Enthusiasm For China Lockdown Easements Elusive As Oil Prices Remain Mixed

by Ship & Bunker News Team
Thursday December 1, 2022

Despite the enthusiasm from oil traders in recent sessions about the potential for China easing its Covid restrictions and thus improving demand, oil prices on Thursday remained largely unchanged following news that the cities of Guangzhou and Chongqing announced an easing of curbs.

Brent settled 9 cents lower at $86.88 per barrel, and West Texas Intermediate settled up 67 cents at $81.22 per barrel.

Eli Tesfaye, senior market strategist at RJO Futures, said, "We came into the session bullish but we're not going to get to $100 no matter what city reopens," and he added that he expects oil to trade in the $70-$90 per barrel range and gradually stabilize after higher volatility in recent weeks.

The sentiment was largely in line with comments of the previous session, in which Ed Moya, senior market analyst at Oanda Corp., said, "If China's Covid rules are slowly eased and OPEC stays the course, crude prices could rally another 5-10 percent here."

For its part, JPMorgan predicted Brent will average $90 per barrel in 2023, and Morgan Stanley expected the return of much higher prices mid-year after China ends its lockdowns.

The latter's analysts wrote, "Our balances point to modest oversupply in coming months, hence we see Brent prices range-bound in the mid-80s to high-90s first; however, the market will likely return to balance in 2Q23 and undersupply in 2H23.

"With limited supply buffer, we expect Brent to return to $110/bbl by the middle of next year."

Matt Smith, lead oil analyst at Kpler, pointed out that China will continue to influence trading in the near future: "Oil markets are going to continue to be buffeted by ongoing news out of China, given how much of an impact ongoing lockdowns are having on oil demand in the world's second-largest consumer."

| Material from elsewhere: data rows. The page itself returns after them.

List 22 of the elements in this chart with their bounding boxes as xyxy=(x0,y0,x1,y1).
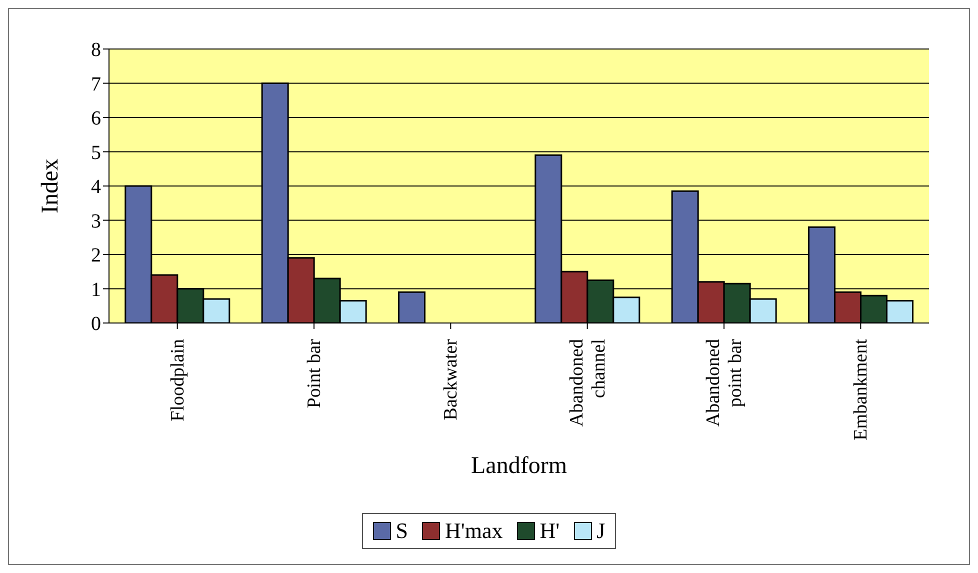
x-tick-label: Abandoned channel xyxy=(566,338,610,427)
y-tick-label: 1 xyxy=(91,278,101,301)
y-tick-label: 0 xyxy=(91,313,101,336)
legend-label: J xyxy=(596,518,606,544)
y-tick-label: 3 xyxy=(91,210,101,232)
y-tick-label: 6 xyxy=(91,108,101,130)
y-tick-label: 7 xyxy=(91,73,101,96)
y-axis-title: Index xyxy=(38,158,64,214)
x-axis-title: Landform xyxy=(471,453,568,479)
x-tick-label: Abandoned point bar xyxy=(703,338,746,427)
y-tick-label: 5 xyxy=(91,142,101,164)
bar xyxy=(398,291,426,323)
x-tick-label: Floodplain xyxy=(167,338,188,422)
legend-label: S xyxy=(394,518,408,544)
x-tick-label: Point bar xyxy=(304,338,325,408)
y-tick-label: 4 xyxy=(91,176,101,198)
y-tick-label: 2 xyxy=(91,244,101,267)
x-tick-label: Embankment xyxy=(850,338,872,440)
x-tick-label: Backwater xyxy=(440,338,462,420)
y-tick-label: 8 xyxy=(91,39,101,62)
legend-label: H'max xyxy=(444,518,503,544)
legend-label: H' xyxy=(538,518,560,544)
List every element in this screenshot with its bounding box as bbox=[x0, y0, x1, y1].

Also on Thursday, the European Union governments tentatively agreed on a $60 cap on Russian sea-borne oil, according to an EU diplomat; this helped support prices, but previously it was argued that if the price was set lower (the original cap range was between $65 and $70 per barrel, far above Russian production costs of only $20 per barrel), it could inflame the global energy crisis, particularly if Russia decides to cut production by more than expected.

As for the meeting of the Organization of the Petroleum Exporting Countries (OPEC) and allies on Dec. 4, much has been made of the meeting being virtual (signalling no change on output policy); but some analysts warned that with the current oversupply in the market, the cartel risks a collapse in the oil price if it doesn't further curb its output targets.

Stephen Brennock, analyst at PVM, said, "A further cut in production cannot… be ruled out: failure to do so risks sparking another selling frenzy."